In my December 20th post entitled Copy Cats, I included a link to an article on copyright as it applies to quilters written by Kathleen Bissett. You can read the article in its entirety here. With Ms. Bissett's permission, I will be quoting passages from this article in upcoming posts to illustrate some of the issues which hound me as a designer. Continuing on with the issue currently at hand, the Michigan quilt shop owner taught my New York Roundabout design at a well-known quilt retreat. In the widely distributed brochure, "her" beautiful quilt is given a position of prominence. Not only is it dead centre, it's the only workshop project pictured. And why is that? Because that quilt design is not only visually appealing, it is UNIQUE and sure to attract a good crowd of participants to the retreat who are tired of quilting the same old thing. Not only is the quilt pictured, but the owner is given a nice write-up on her quilting accomplishments. In her article, Ms. Bissett writes: "Since there was no reference to me or my pattern, the implication is that the artist is the designer." That's certainly the case here: everyone reading this brochure or attending the retreat believes that this shop owner designed this quilt herself including the retreat organizer; she was shocked when I contacted her to tell her otherwise.
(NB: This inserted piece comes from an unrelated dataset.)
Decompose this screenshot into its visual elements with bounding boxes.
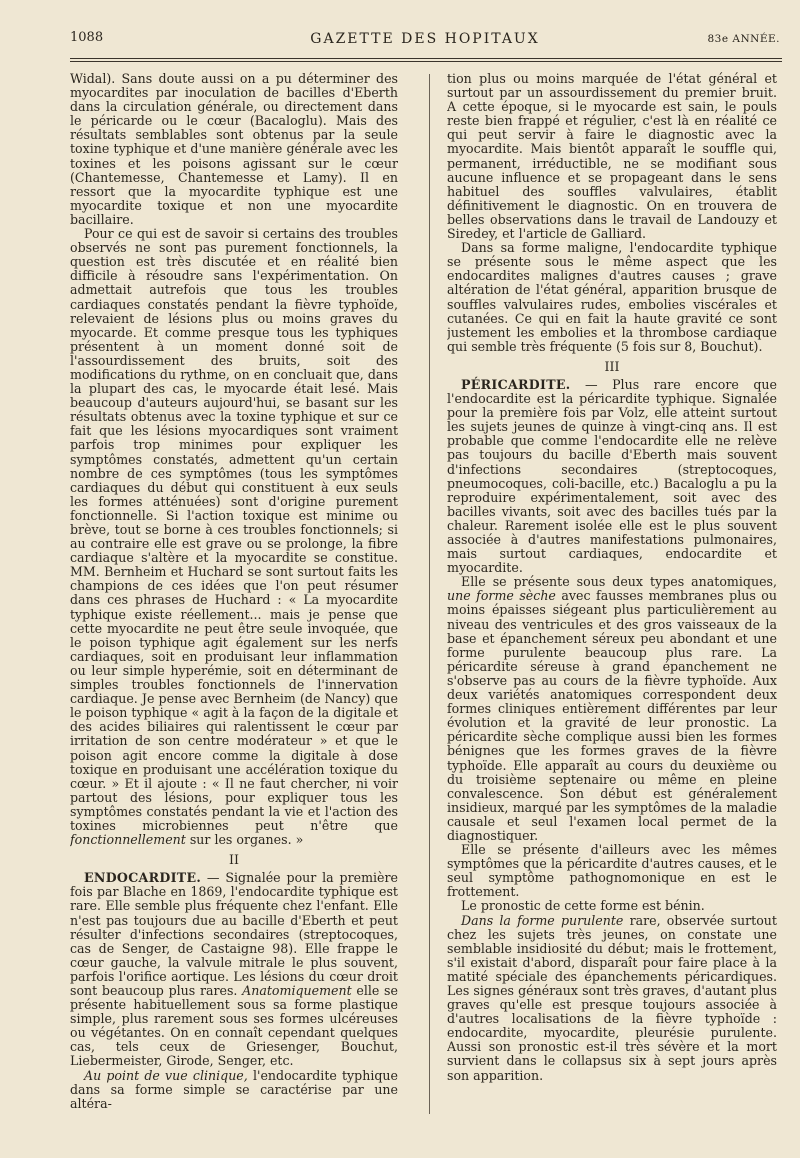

Back home in Michigan, the shop owner continued to present workshops on the quilt. Again, with no reference to my original design, she assumes all credit. Financial gain aside, frankly one of the more rewarding aspects of what I do is the feedback I receive from quilters. Whose ego can't stand a little buoying from words like, "I never thought I could make something like this myself - thank you for your hard work." Sadly, those words all went to someone else...someone who did not deserve to hear them.
Sincerest thanks for all the comments, phone calls and emails of support...one of which contained this quote: "Speak the truth, even if your voice shakes."